Everything becomes just a bit too murky to be comfortable. How is it that my expectations for myself conflict, directly, with my worldview and how I believe others should live — especially those whose identities don’t reside within the heteronormative spectrum?
I feel compelled to occupy all the spaces, and I can’t tell when I’m supposed to back off and let others dominate.
Sometimes, my white feminism is a problem. Sometimes, my level of education is exclusionary. I am attracted to “intellectual spaces,” and often the conversations I have in those communities are not as progressive as I’d hope for them to be. Sometimes, my Jewish identity and my understanding of my people’s history of oppression guides my actions in ways that aren’t always helpful. I feel like I want to be a good advocate for groups of marginalized people who are oppressed today, but my privilege, history, and experience often gets in the way. I’m enthusiastic and driven by the possibility of change, yet my actions are not always productive. I’m learning I can improve my activism by asking, “How can I help?," and then participating how I am asked to participate as opposed to how I think I can be most helpful.
I’m learning that there is value in stepping back as a way of stepping up. There is a level of self-awareness that almost radiates when someone can recognize their own skills and competency and understand how their actions change or perpetuate injustice.
I hate labels.
Feminism is swimming in labels and lingo. Often these words help us speak (literally) the same language. The lingo of feminism is exclusive. If you’re not keeping up with the buzzwords of this week’s feminism “hot topic,” you can’t fully participate. While sometimes labels center us on an even playing field, often they create fortress-like walls that folks need to infiltrate before they can comfortably claim the feminist label and gain access to this community.
For me though, I feel like labels box me in. They limit me. I feel like they portray a specific way that I am supposed to act and engage with people. I am just awkward and quirky enough that I love the fact that I often reside on the edge of any boundary that is set for me. I love to defy expectations! Perhaps this is immature, but labels annoy me. I hate being asked, “What are you?” or “How do you identify?” because I feel like however I answer influences everything a person expects of me moving forward.

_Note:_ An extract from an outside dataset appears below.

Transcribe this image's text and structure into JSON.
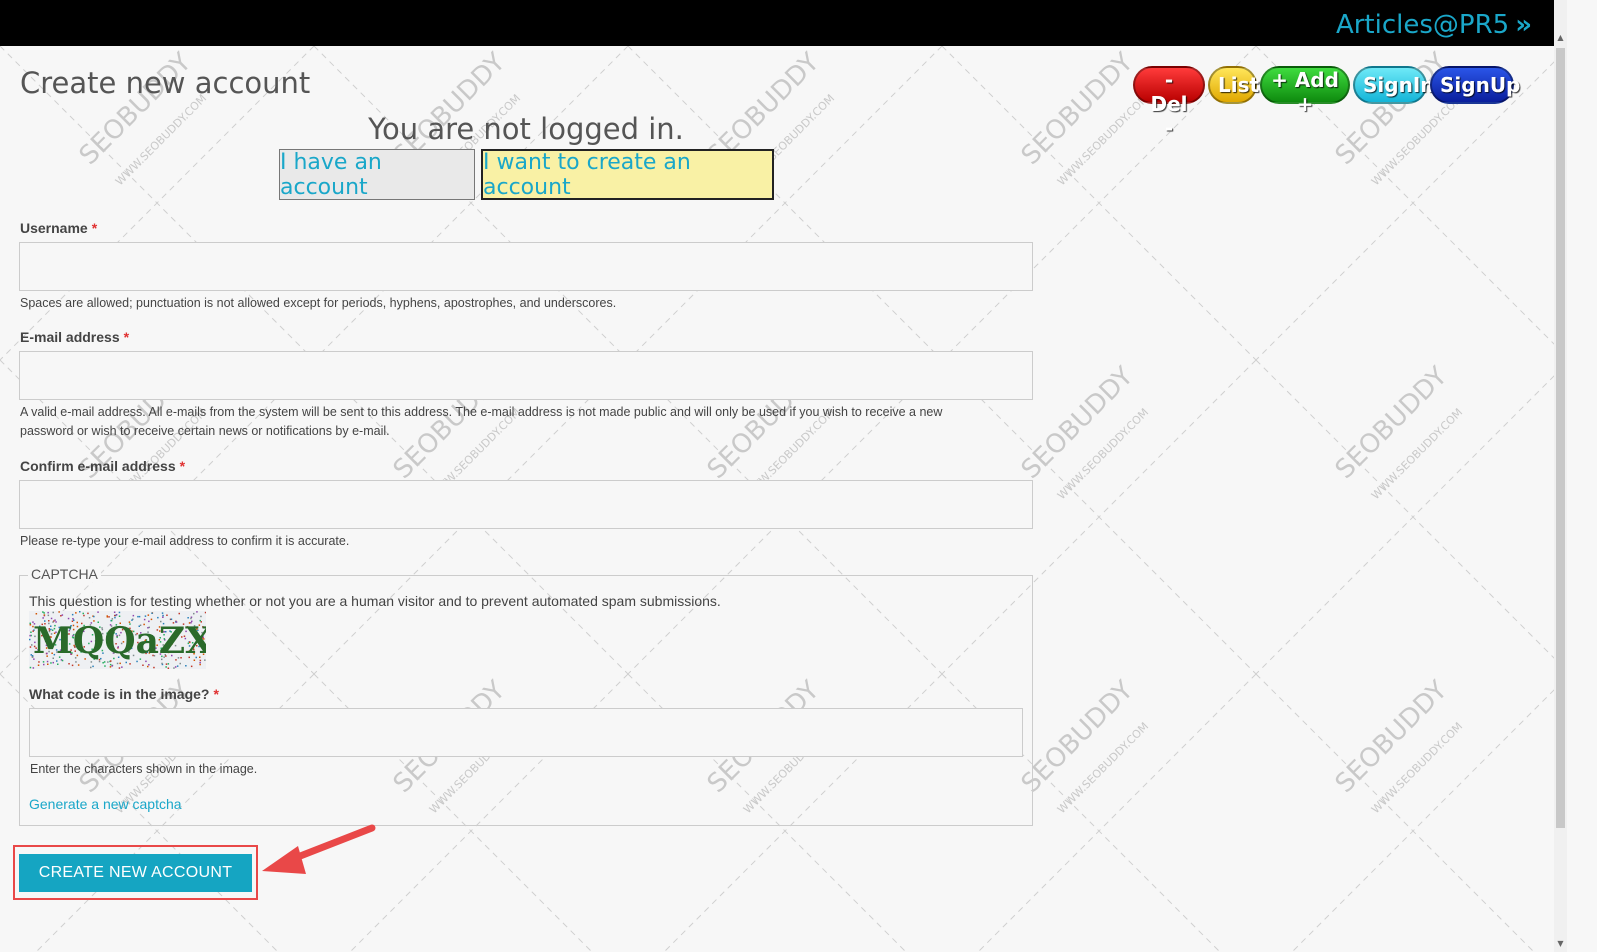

I feel like they don’t need to experience me anymore because they have already made their conclusions. I understand others feel like labels are inclusive, necessary, empowering, and important — does it make me a bad feminist or queer person (also labels) because I despise them?
I feel so charged to be a “good feminist,” fit into the queer community, and be an exceptional advocate, but I am starting to understand that I can’t be everything to everyone and sometimes I’m going to make mistakes. Instead, I want to embrace being the best representative of my experience that I can be, and prioritize listening to others’ experiences and learning from them about how I can be a collaborator in their activism efforts. I’m doing what I can to advocate for equity for all people!
I think the best we can do is practice being aware, willing to listen, open-minded, and eager to improve. My feminism isn’t perfect, but that doesn’t mean I’m a bad feminist. My queerness doesn’t fit into a neat box with expected behaviors. That’s the beauty of being queer. At the end of the day, everyone’s feminism is going to be a bit problematic.